Era il dicembre del 2008 e Berlusconi voleva a tutti i costi salvare l'italianità della compagnia sommersa dai debiti. Quella decisione cancellò la gara voluta da Prodi che individuava nei francesi l'unico partner possibile. Per ironia della sorte, o semplicemente per l'ineluttabile logica delle cose, le lancette tornano indietro di sei anni.

Dopo mesi di passione, il colosso franco-olandese sta migliorando i conti. L'ultima trimestrale (da luglio a settembre) dice che Air France-Klm ha avuto cinquecento milioni di risultato operativo, cento in più dello stesso periodo del 2011. A luglio dell'anno scorso il titolo aveva toccato i minimi storici - tre euro ad azione - ora è stabilmente sopra i sette, e le previsioni sono di un'ulteriore salita nel corso del 2013.

Ecco perché, dopo aver messo nel cassetto il progetto ed essersi concentrato sulla ristrutturazione della compagnia, Spinetta - 69enne di origine corsa - torna sul dossier con il quale vorrebbe chiudere la sua lunga carriera. Per Alitalia, i suoi soci e l'amministratore delegato Andrea Ragnetti prendere una decisione sarà difficile. E' il tema di cui ieri si è discusso a lungo in un consiglio di amministrazione.

La clausola di lock-up scade il 12 gennaio e prevede che fino al 28 ottobre il trasferimento a terzi avvenga a condizione che gli altri soci non esercitino il diritto di prelazione. Ma molti dei soci sono presi da altri problemi: Emilio e Fabio Riva, i più importanti dopo i francesi e Intesa, sono rispettivamente agli arresti e ricercato, stessa cosa vale per Francesco Bellavista Caltagirone. Marcello Gavio non c'è più, Fondiaria Sai e le sue partecipazioni sono finite a Unipol.

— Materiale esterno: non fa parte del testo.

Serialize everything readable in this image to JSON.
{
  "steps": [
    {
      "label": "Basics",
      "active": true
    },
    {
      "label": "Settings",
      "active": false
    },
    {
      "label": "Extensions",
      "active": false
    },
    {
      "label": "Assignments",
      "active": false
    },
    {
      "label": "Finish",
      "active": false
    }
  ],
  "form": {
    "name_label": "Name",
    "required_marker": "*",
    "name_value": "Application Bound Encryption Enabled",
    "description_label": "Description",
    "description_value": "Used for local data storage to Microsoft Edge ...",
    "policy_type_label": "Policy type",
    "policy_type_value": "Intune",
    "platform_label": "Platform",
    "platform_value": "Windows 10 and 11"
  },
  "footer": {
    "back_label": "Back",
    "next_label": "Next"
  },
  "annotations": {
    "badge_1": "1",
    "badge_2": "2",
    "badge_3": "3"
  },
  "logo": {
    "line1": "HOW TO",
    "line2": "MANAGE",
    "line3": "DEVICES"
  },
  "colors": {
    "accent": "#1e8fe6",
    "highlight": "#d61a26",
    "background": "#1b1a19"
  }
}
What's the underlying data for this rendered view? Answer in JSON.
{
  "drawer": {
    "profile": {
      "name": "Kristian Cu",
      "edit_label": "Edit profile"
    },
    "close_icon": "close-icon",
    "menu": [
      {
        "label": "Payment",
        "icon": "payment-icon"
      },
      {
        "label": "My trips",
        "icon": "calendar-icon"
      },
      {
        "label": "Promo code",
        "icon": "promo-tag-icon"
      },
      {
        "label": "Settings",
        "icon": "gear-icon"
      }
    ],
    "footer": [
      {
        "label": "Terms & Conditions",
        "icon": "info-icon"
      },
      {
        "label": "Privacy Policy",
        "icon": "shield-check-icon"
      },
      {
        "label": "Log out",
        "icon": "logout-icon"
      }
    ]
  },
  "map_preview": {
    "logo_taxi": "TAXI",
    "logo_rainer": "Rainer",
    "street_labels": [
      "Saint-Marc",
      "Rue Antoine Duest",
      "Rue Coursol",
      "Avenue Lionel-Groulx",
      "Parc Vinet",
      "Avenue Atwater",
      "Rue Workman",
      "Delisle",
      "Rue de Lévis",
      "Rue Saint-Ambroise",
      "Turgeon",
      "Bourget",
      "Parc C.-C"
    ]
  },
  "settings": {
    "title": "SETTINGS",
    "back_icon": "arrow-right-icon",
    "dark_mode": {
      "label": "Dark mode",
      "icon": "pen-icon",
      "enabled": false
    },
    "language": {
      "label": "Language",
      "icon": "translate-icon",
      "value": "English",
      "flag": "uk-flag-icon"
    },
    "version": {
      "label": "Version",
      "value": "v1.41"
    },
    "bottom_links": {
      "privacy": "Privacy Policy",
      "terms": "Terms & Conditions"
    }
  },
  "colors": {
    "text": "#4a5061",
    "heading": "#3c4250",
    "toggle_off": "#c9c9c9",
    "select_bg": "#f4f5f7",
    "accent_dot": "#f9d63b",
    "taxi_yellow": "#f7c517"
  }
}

La palla è dunque nelle mani di Intesa, che nel frattempo ha cambiato amministratore delegato - Tommaso Enrico Cucchiani - del socio-presidente Roberto Colaninno e della politica, che - pur non essendo più azionista - dovrà inevitabilmente dire la sua. La storia si ripete beffardamente, perché il momento delle decisioni arriva nel pieno di una transizione: su quale tavolo arriverà la richiesta dei francesi?

Su quello del governo uscente e di un premier (Monti) il cui destino politico è ancora incerto oppure i soci Alitalia attenderanno il nuovo inquilino di Palazzo Chigi? La risposta non è scontata, perché i conti non vanno bene e una decisione potrebbe rendersi necessaria prima di giugno, e perché fra i soci non c'è una linea comune, se non quella di evitare una ricapitalizzazione a spese loro.

Due giorni fa, in un'intervista al Messaggero, Ragnetti ha rivendicato «mani libere» per discutere il suo futuro anche con gli arabi di Etihad. La verità è un altra: per ragioni azionarie e industriali il destino della compagnia italiana è segnato, e le parole di Ragnetti servono ad alzare il prezzo della trattativa. Insomma, è solo una questione di tempo e di prezzo: ad Alitalia credono che una azione di Air France ne valga al massimo quattro delle sue, i francesi immaginano un concambio di uno a sette.